The coalition says the air show started as filler -- to entertain the crowds waiting for the fireworks -- since then, they say it has become an unnecessary controversy.

Chris Harmer, the coordinator for Silence Over Thunder, spoke to WHAS11's Joe Arnold.

"The Kentucky Derby Festival has inadvertently politicized Thunder by defining patriotism as this show of military hardware," Harmer argued at a news conference.

Kentucky Derby Festival President Mike Berry acknowledges, "If we didn't have the military involved in the air show, it would be reduced by about 80%."

But Berry disputes the group's depiction of the military's role, calling it a "respectful disagreement."

The festival and peace activists have negotiated one fewer practice flyover day this year -- and - with Silence Over Thunder upset about the presence of military recruiters, the Peace Corps will have a booth this year.

"We're getting hung up I think on just the air show itself," Berry explained, "there is so much more to Thunder. Thunder on the ground includes interactive exhibits, there's a kids area, there's Thunder boomtown down at Tumbleweed. There are concerts going on at the stage of the chow wagon."

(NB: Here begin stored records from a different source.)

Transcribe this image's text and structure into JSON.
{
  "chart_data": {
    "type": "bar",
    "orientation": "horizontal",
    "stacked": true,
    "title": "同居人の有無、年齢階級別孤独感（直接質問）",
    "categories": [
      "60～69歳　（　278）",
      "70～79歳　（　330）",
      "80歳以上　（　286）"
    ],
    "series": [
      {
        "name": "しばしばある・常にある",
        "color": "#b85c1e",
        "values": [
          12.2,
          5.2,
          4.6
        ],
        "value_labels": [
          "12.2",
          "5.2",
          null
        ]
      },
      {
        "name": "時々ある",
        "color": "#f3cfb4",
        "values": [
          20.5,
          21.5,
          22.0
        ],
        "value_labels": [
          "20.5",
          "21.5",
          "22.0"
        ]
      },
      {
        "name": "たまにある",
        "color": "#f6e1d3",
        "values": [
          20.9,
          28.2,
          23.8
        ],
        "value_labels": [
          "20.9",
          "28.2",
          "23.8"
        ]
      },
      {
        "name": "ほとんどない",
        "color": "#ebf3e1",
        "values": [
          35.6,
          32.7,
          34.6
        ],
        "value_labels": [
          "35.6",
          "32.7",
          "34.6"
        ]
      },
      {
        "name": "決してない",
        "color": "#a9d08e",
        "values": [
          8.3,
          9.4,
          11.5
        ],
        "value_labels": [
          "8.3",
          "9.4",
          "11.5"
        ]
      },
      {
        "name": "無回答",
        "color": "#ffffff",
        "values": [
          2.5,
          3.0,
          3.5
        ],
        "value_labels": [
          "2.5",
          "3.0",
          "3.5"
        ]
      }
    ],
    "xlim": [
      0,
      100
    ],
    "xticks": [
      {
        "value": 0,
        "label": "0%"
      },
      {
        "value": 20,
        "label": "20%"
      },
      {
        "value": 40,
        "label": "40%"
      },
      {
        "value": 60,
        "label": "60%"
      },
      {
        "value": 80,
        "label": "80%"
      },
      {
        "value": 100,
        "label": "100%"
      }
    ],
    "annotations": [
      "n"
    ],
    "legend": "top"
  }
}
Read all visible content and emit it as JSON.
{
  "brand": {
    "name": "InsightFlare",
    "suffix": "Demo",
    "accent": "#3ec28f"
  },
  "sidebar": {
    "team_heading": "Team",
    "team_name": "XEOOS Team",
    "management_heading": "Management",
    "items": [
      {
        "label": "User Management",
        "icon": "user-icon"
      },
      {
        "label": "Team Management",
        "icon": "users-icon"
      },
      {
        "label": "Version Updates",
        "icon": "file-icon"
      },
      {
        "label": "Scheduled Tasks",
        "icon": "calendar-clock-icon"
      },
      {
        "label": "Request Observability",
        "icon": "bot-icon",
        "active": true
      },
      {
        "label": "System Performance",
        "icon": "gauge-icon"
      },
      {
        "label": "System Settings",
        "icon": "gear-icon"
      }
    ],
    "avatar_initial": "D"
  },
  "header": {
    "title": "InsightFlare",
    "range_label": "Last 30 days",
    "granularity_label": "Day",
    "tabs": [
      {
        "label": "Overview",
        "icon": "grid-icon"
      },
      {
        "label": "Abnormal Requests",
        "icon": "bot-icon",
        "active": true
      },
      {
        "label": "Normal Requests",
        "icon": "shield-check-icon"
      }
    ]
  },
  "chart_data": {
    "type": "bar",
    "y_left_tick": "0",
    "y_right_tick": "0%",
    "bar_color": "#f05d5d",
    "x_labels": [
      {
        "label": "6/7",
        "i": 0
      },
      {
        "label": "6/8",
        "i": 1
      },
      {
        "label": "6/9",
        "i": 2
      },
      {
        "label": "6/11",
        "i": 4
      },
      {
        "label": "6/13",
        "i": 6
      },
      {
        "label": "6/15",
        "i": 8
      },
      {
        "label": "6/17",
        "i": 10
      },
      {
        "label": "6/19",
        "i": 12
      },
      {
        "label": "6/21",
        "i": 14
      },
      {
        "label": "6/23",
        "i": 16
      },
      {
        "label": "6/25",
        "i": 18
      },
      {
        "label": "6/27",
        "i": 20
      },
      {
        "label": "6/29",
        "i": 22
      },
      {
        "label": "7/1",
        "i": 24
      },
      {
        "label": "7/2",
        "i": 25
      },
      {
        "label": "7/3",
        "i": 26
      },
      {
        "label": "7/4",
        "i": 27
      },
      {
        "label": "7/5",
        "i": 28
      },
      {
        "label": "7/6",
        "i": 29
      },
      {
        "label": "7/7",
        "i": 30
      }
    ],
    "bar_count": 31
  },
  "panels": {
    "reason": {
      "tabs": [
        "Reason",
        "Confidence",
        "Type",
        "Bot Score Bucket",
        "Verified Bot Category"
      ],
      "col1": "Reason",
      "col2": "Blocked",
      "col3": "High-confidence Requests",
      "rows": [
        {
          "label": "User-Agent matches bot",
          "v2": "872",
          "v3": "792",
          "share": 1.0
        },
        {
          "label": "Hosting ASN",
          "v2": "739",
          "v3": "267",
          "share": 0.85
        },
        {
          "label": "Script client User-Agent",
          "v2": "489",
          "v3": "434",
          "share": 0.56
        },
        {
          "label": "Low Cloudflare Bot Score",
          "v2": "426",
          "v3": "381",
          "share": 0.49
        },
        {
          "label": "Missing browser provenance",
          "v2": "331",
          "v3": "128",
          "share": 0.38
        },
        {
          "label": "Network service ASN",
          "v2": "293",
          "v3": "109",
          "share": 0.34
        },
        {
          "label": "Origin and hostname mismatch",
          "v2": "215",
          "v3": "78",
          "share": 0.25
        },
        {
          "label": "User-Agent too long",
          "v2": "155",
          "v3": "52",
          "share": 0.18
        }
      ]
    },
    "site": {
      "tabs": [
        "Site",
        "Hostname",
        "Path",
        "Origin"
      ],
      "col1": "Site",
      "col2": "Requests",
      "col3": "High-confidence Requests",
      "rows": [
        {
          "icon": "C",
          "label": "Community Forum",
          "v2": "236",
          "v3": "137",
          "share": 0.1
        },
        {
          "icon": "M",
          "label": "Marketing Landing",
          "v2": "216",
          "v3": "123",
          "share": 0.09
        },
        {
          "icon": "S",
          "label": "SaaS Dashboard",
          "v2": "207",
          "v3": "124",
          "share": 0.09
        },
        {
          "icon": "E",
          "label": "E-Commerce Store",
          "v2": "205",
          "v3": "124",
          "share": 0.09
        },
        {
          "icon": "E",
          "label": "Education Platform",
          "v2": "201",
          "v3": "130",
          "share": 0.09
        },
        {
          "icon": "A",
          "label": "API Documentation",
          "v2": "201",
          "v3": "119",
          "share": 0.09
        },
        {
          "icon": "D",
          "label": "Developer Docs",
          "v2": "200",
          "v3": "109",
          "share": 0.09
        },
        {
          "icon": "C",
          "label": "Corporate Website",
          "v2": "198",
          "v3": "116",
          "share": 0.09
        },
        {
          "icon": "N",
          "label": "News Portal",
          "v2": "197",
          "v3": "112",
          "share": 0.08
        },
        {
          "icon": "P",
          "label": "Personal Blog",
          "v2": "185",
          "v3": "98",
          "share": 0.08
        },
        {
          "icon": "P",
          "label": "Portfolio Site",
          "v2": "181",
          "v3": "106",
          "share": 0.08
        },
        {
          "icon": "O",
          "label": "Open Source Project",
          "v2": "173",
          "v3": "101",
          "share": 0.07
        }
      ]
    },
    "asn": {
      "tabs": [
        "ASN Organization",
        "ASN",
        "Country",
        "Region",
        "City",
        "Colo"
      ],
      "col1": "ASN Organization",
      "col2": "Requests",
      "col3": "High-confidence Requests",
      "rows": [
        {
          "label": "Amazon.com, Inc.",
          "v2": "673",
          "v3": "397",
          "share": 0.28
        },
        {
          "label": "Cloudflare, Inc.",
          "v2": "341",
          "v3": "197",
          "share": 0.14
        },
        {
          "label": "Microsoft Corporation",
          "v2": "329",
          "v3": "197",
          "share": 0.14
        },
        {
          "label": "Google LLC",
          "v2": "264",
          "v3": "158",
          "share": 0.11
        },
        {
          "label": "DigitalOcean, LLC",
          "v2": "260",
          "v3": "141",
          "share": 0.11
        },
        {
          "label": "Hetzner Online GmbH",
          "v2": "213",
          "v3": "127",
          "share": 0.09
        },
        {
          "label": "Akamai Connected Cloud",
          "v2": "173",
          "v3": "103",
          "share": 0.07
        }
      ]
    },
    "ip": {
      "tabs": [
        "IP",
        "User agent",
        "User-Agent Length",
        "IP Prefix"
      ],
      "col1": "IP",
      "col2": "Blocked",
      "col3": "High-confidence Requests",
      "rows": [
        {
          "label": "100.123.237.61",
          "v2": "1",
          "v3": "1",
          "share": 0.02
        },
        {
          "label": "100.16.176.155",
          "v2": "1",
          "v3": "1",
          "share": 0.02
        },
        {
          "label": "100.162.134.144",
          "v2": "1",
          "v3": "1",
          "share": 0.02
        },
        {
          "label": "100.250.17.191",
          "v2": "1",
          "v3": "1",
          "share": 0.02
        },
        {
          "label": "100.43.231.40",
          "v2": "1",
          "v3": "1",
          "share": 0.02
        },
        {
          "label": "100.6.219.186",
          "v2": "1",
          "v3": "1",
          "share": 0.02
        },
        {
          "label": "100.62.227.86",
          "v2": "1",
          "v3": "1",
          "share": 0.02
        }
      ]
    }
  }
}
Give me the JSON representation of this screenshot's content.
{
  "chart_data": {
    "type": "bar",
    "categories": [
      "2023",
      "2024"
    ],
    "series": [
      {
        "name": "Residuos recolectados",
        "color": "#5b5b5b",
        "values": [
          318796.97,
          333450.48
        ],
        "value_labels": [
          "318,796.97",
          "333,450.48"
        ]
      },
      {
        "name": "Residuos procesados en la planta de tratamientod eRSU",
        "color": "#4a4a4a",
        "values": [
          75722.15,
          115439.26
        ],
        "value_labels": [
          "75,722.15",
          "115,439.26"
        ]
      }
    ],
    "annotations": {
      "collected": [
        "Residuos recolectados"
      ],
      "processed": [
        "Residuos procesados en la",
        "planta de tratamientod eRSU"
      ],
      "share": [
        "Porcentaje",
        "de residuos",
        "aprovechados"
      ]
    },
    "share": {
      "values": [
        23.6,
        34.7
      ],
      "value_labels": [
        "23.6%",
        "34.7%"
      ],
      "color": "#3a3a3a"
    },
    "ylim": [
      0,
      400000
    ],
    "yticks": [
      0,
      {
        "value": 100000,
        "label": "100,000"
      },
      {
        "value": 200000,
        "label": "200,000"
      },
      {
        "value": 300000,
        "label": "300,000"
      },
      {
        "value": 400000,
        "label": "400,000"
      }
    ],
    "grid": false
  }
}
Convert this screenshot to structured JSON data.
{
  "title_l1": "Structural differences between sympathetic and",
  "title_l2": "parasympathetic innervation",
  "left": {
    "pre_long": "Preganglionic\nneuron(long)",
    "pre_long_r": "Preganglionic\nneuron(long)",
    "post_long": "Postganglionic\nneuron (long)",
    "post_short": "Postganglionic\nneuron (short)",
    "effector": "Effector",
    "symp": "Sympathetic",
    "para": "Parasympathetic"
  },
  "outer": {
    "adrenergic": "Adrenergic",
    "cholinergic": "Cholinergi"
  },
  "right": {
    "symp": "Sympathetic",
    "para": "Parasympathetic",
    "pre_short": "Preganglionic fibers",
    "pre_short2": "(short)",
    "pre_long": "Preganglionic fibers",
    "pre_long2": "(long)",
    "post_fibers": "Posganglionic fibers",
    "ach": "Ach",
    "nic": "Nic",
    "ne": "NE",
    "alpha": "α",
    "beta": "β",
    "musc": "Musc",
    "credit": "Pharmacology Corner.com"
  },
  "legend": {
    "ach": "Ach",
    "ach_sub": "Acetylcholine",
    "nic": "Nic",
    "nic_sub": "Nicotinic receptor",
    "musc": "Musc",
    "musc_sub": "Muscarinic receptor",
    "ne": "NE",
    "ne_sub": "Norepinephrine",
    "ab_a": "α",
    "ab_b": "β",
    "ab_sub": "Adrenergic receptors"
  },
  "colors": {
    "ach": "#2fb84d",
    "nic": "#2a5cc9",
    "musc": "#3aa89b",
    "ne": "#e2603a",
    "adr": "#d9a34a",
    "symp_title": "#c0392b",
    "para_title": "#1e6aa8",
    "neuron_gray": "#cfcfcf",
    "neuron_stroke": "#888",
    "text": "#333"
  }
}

But no one can avoid the roar of the fighter jets - which the activists say forces people who have survived war to relive past terrors.

"This is a celebration of the machines of death," said John Wilborn of the Kentuckiana Viet Nam Veterans Against War, "That's what they're designed to do. This technology is designed to deliver death."

"We do not see this event as a glorification of war," countered Berry, "Is it a support of the nation's military? Yes. There is military involvement and the festival appreciates the involvement of the military. There's a big difference between support of the military and the men and women who are helping to keep our peace, and the glorification of war."

For a third year, the peace activists are planning an alternative to the military flyovers -- at the Peaceful Skies Picnic at the Americana Community Center in the South End.

At Waterfront Park, activists wearing t-shirts that say "War is No Future" plan a silent walk in formation through the crowd on Saturday.